VTech Hack Exposes Data On 4.8 Million Adults, 200,000 Kids

New submitter lorenzofb writes: A hacker broke into the site of the popular toy company VTech and was able to easily get 4.8 million credentials, and 227k kids' identities using SQL injection. The company didn't find out about the breach until Motherboard told them. According to Have I Been Pwned, this is the fourth largest consumer data breach ever. "[Security specialist Troy Hunt] said that VTech doesn't use SSL web encryption anywhere, and transmits data such as passwords completely unprotected. ... Hunt also found that the company's websites "leak extensive data" from their databases and APIs—so much that an attacker could get a lot of data about the parents or kids just by taking advantage of these flaws."

If you write SQL injections

[phantomfive]

If you know a programmer who writes code vulnerable to SQL injections, tell them to buy this book. If you are a programmer that writes SQL injections, you need it (or a swift kick in the head).

Seriously, this is an old, solved problem. We know how to write code with zero SQL injections. It's been solved, and there is no excuse for having any of them in your code.

Re:Honestly ...

[RobinH]

It's a lost cause. Our school sends home permission slips to allow the teachers to post pictures and videos of our kids on the school website at least once a year, sometimes more. I always say 'no' and my wife respects this, but she gets annoyed with me. She thinks I'm paranoid, and I told her I'm not paranoid, I'm just trying to make a point to the school, and in a way that's fairly painless for us.

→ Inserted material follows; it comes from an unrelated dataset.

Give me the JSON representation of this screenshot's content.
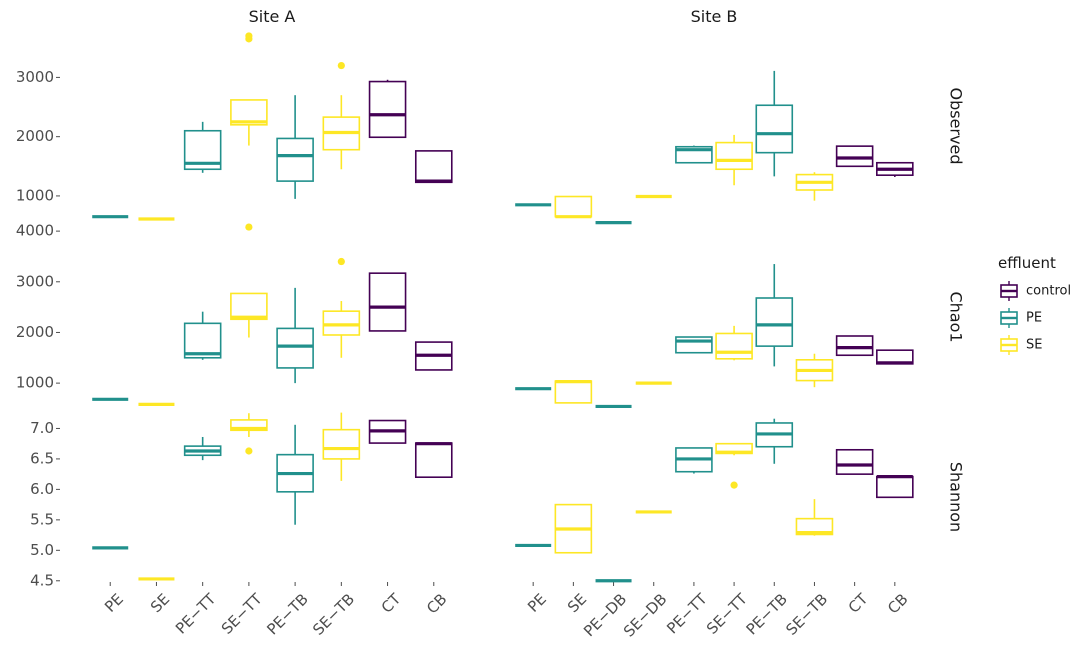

Then one day she signed a permission for a video to be posted without consulting me. I was a bit upset, and she started saying that "it was password protected with a different password for each class." I got her to login to see our classes videos and pictures, and I could see at the top that once you were past the login page, it didn't seem like there was any session or anything. I showed her how I could take the URL for that picture and post it into another browser and it let me in without asking for a password. She still didn't quite get it or believe me. The URL was in the form of a GET request, with a picture ID number in the URL. I just started modifying the URL and typing in other numbers. Not every one was a hit, but I started bringing up pictures of kids in other classes. I said, "how can I see these if you've only entered the password for our daughter's class?" That finally seemed to prove my point, that the school (and whoever their web portal supplier was) just wasn't competent at making this secure, if I could get past their security in a few minutes. Unfortunately I can't really report that to the school or anything because I would just end up with police at my door.